HCA image for aging heartsAcaba de sufrir un ataque cardíaco y sobrevivió. Después de experimentar un ataque cardíaco, es probable que no quiera volver a pasar por esa situación. Reducir el riesgo de padecer otro episodio y encontrar la manera de tener una salud mejor demandarán compromiso, disciplina y ciertos sacrificios. Uno de esos sacrificios es dejar de fumar.

¿Por qué hay que dejar de fumar después de padecer un ataque cardíaco? Seguir fumando duplica el riesgo de padecer un segundo ataque cardíaco. Nunca es demasiado tarde para dejar de fumar. El riesgo de ataque cardíaco baja dentro de las 24 horas de haber dejado el hábito.

Qué le hace el tabaquismo a su corazón

¿Cómo afecta el tabaquismo a su corazón? El tabaquismo trabaja en conjunción con otros factores de riesgo relacionados con el corazón. El tabaquismo contribuye a:

  • Aterosclerosis: al estrechar sus vasos sanguíneos y reducir el suministro de sangre a todo el cuerpo
  • Presión arterial elevada: los vasos sanguíneos estrechos hacen que el corazón se esfuerce más, lo que también eleva la frecuencia cardíaca
  • Mayor riesgo de coágulos sanguíneos: que puede provocar otro accidente cerebrovascular o apoplejía
  • Disminución de la lipoproteína de alta densidad o el tipo bueno de colesterol
  • Cardiopatía coronaria posterior a cirugía de derivación.
  • Mayor intolerancia a las actividades, incluso el ejercicio.
  • Otras condiciones de salud como cáncer, diabetes y trastornos pulmonares.

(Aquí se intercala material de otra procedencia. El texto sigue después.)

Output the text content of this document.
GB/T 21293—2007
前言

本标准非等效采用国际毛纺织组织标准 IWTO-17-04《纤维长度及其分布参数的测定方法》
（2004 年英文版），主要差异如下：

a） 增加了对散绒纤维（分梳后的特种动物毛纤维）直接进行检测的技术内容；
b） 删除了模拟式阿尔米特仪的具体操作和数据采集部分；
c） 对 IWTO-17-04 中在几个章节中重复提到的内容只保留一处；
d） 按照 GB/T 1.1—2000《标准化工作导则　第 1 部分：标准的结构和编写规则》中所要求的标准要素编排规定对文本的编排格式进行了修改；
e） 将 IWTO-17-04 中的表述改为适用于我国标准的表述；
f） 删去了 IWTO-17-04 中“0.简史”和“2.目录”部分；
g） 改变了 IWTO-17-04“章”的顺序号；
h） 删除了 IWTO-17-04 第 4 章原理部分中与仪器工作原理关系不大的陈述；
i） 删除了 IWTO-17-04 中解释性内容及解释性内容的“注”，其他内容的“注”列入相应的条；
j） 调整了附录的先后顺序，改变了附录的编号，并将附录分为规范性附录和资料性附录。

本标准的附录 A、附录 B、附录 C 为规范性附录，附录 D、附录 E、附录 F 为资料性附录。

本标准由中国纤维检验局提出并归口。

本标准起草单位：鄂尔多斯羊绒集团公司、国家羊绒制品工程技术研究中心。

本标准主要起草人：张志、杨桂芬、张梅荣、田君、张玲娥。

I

Cómo puede beneficiarlo dejar de fumar

Además de reducir la probabilidad de sufrir otro ataque cardíaco, estos son otros beneficios que aporta dejar de fumar:

Si es fumador y tiene entre 65 y 69 años, dejar de fumar aumentará la expectativa de vida de 1 a 4 años. Si tiene entre 35 y 39 años, la expectativa de vida se alarga entre 6 y 9 años.

Al dejar de fumar, disminuye el riesgo de muerte por cardiopatía en un 50% o más. Además de las enfermedades relacionadas con el corazón, dejar de fumar también reduce las probabilidades de padecer muchas otras enfermedades.

Después de dejar de fumar, es probable que observe que los síntomas persistentes presentes en los fumadores, como tos o dolor de garganta, no sean tan molestos o se presenten con menor frecuencia. Es posible que también observe que tiene más energía. Dejar el hábito también puede prevenir las arrugas en el rostro, los dientes manchados y el mal olor en la vestimenta y el cabello. Asimismo, mejorarán el sentido del olfato y el del gusto.

Cuando deja de fumar, el cuerpo comienza a curarse de inmediato. La frecuencia cardíaca y presión arterial bajan. Después de doce horas, los niveles de monóxido de carbono en la sangre descienden a valores normales. Eso es solo el comienzo. Además de mejorar la función pulmonar, el riesgo de cardiopatía desciende y se equipara al de un no fumador.

¿Está preparado para dejar de fumar?

Si está preparado para dejar de fumar, hable con su médico sobre el mejor método para usted. Los métodos pueden ser: probar diferentes modos de controlar la ansiedad, tomar medicamentos para dejar de fumar y unirse a un grupo de apoyo o consultar a un asesor. Pueden existir muchos métodos (o una combinación de métodos) que utilice antes de encontrar el correcto para usted. Lo importante es que tome la iniciativa de dejar de fumar y que no se rinda. Si lo hace, se asegurará de que el primer ataque cardíaco sea el último.